第14章 リアル女子
「先輩、好きな食べ物って何ですか?サンドイッチ以外で」
いきなり唐突な質問…天然系?
「うーん特にないけど…。あ、イチゴ!真っ赤に熟れた苺をみすゞちゃんが頬張るシーンが…って、ハッ!」
いきなりアニメ語りをしてしまった!
「みすずちゃん?先輩の彼女ですか?」
ゆめちゃんがピュアな瞳で質問する。うぅ…。
「いや…。みすゞちゃんは二次元…アニメに出てくる女の子…。
だから彼女が出来たら苺を一緒に食べたいなぁ…って。
そういうのドン引きだよね…」
ゆめちゃんが引き続きピュアな表情でボクを見つめる。
ドン引きを隠すために表情を変えないのか!?
ゆめちゃんが口を開く。
「え、全然大丈夫ですよ。
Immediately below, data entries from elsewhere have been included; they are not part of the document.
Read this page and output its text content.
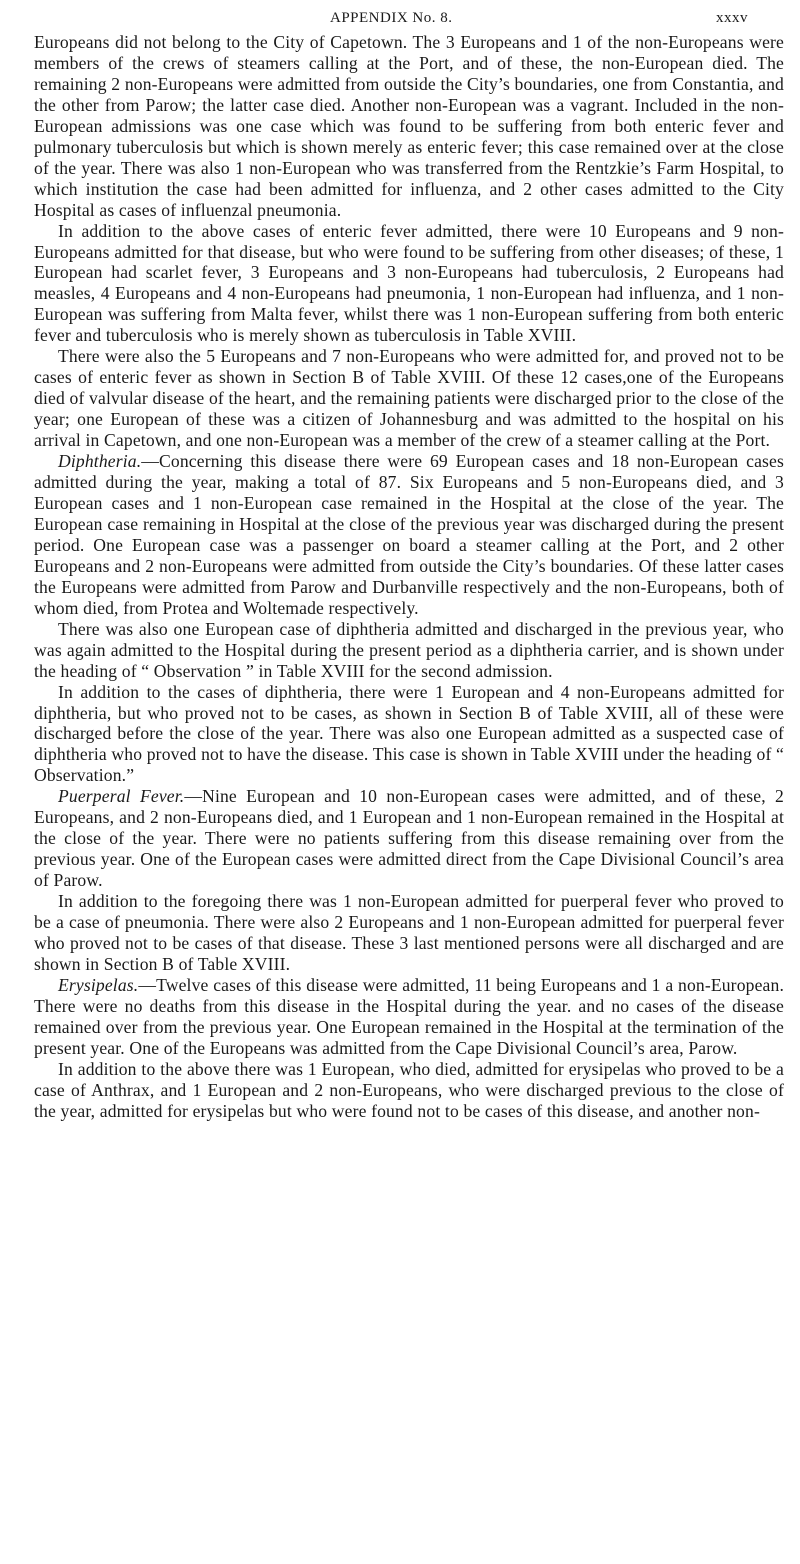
APPENDIX No. 8.	xxxv

Europeans did not belong to the City of Capetown. The 3 Europeans and 1 of the non-Europeans were members of the crews of steamers calling at the Port, and of these, the non-European died. The remaining 2 non-Europeans were admitted from outside the City’s boundaries, one from Constantia, and the other from Parow; the latter case died. Another non-European was a vagrant. Included in the non-European admissions was one case which was found to be suffering from both enteric fever and pulmonary tuberculosis but which is shown merely as enteric fever; this case remained over at the close of the year. There was also 1 non-European who was transferred from the Rentzkie’s Farm Hospital, to which institution the case had been admitted for influenza, and 2 other cases admitted to the City Hospital as cases of influenzal pneumonia.

In addition to the above cases of enteric fever admitted, there were 10 Europeans and 9 non-Europeans admitted for that disease, but who were found to be suffering from other diseases; of these, 1 European had scarlet fever, 3 Europeans and 3 non-Europeans had tuberculosis, 2 Europeans had measles, 4 Europeans and 4 non-Europeans had pneumonia, 1 non-European had influenza, and 1 non-European was suffering from Malta fever, whilst there was 1 non-European suffering from both enteric fever and tuberculosis who is merely shown as tuberculosis in Table XVIII.

There were also the 5 Europeans and 7 non-Europeans who were admitted for, and proved not to be cases of enteric fever as shown in Section B of Table XVIII. Of these 12 cases,one of the Europeans died of valvular disease of the heart, and the remaining patients were discharged prior to the close of the year; one European of these was a citizen of Johannesburg and was admitted to the hospital on his arrival in Capetown, and one non-European was a member of the crew of a steamer calling at the Port.

Diphtheria.—Concerning this disease there were 69 European cases and 18 non-European cases admitted during the year, making a total of 87. Six Europeans and 5 non-Europeans died, and 3 European cases and 1 non-European case remained in the Hospital at the close of the year. The European case remaining in Hospital at the close of the previous year was discharged during the present period. One European case was a passenger on board a steamer calling at the Port, and 2 other Europeans and 2 non-Europeans were admitted from outside the City’s boundaries. Of these latter cases the Europeans were admitted from Parow and Durbanville respectively and the non-Europeans, both of whom died, from Protea and Woltemade respectively.

There was also one European case of diphtheria admitted and discharged in the previous year, who was again admitted to the Hospital during the present period as a diphtheria carrier, and is shown under the heading of “ Observation ” in Table XVIII for the second admission.

In addition to the cases of diphtheria, there were 1 European and 4 non-Europeans admitted for diphtheria, but who proved not to be cases, as shown in Section B of Table XVIII, all of these were discharged before the close of the year. There was also one European admitted as a suspected case of diphtheria who proved not to have the disease. This case is shown in Table XVIII under the heading of “ Observation.”

Puerperal Fever.—Nine European and 10 non-European cases were admitted, and of these, 2 Europeans, and 2 non-Europeans died, and 1 European and 1 non-European remained in the Hospital at the close of the year. There were no patients suffering from this disease remaining over from the previous year. One of the European cases were admitted direct from the Cape Divisional Council’s area of Parow.

In addition to the foregoing there was 1 non-European admitted for puerperal fever who proved to be a case of pneumonia. There were also 2 Europeans and 1 non-European admitted for puerperal fever who proved not to be cases of that disease. These 3 last mentioned persons were all discharged and are shown in Section B of Table XVIII.

Erysipelas.—Twelve cases of this disease were admitted, 11 being Europeans and 1 a non-European. There were no deaths from this disease in the Hospital during the year. and no cases of the disease remained over from the previous year. One European remained in the Hospital at the termination of the present year. One of the Europeans was admitted from the Cape Divisional Council’s area, Parow.

In addition to the above there was 1 European, who died, admitted for erysipelas who proved to be a case of Anthrax, and 1 European and 2 non-Europeans, who were discharged previous to the close of the year, admitted for erysipelas but who were found not to be cases of this disease, and another non-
わたしの彼氏のほうが全然気持ち悪いです」
「…えっ。大丈夫かな」
「ハイ。大丈夫です」
ゆめちゃんがグッと親指を突き立てる。
あ、大丈夫…なのか?
「あ、あの…立ち話もなんだし…よかったら一緒に食べない?これ」
なんだか自信がついたボクはゆめちゃんを誘ってみた!
しかし…
「あ、ごめんなさい。わたし…」
そうだよねそうだよね!
ボクは彼女のセリフをさえぎる。
「彼氏と一緒に食べるよね…ごめんごめん…」
「あ、いえ。クラスの女子と食べるんです。
彼氏とは登校も下校も一緒なんで。
だからお昼まで一緒だとうっとうしいですねー」
「そ…そうなんだ…」
「じゃあわたし教室に戻りますね。それでは〜」
ゆめちゃんはサンドイッチを持った手を振って去って行った。
…
あんな素直で優しいゆめちゃんでも…陰で彼氏のこと気持ち悪いとかうっとうしいとか言うんだ…。
女子怖えぇ…。
…そうだ!
みすゞちゃんなら…そんなこと言わないよね!
ボクはみすゞちゃんへの想いを再確認した。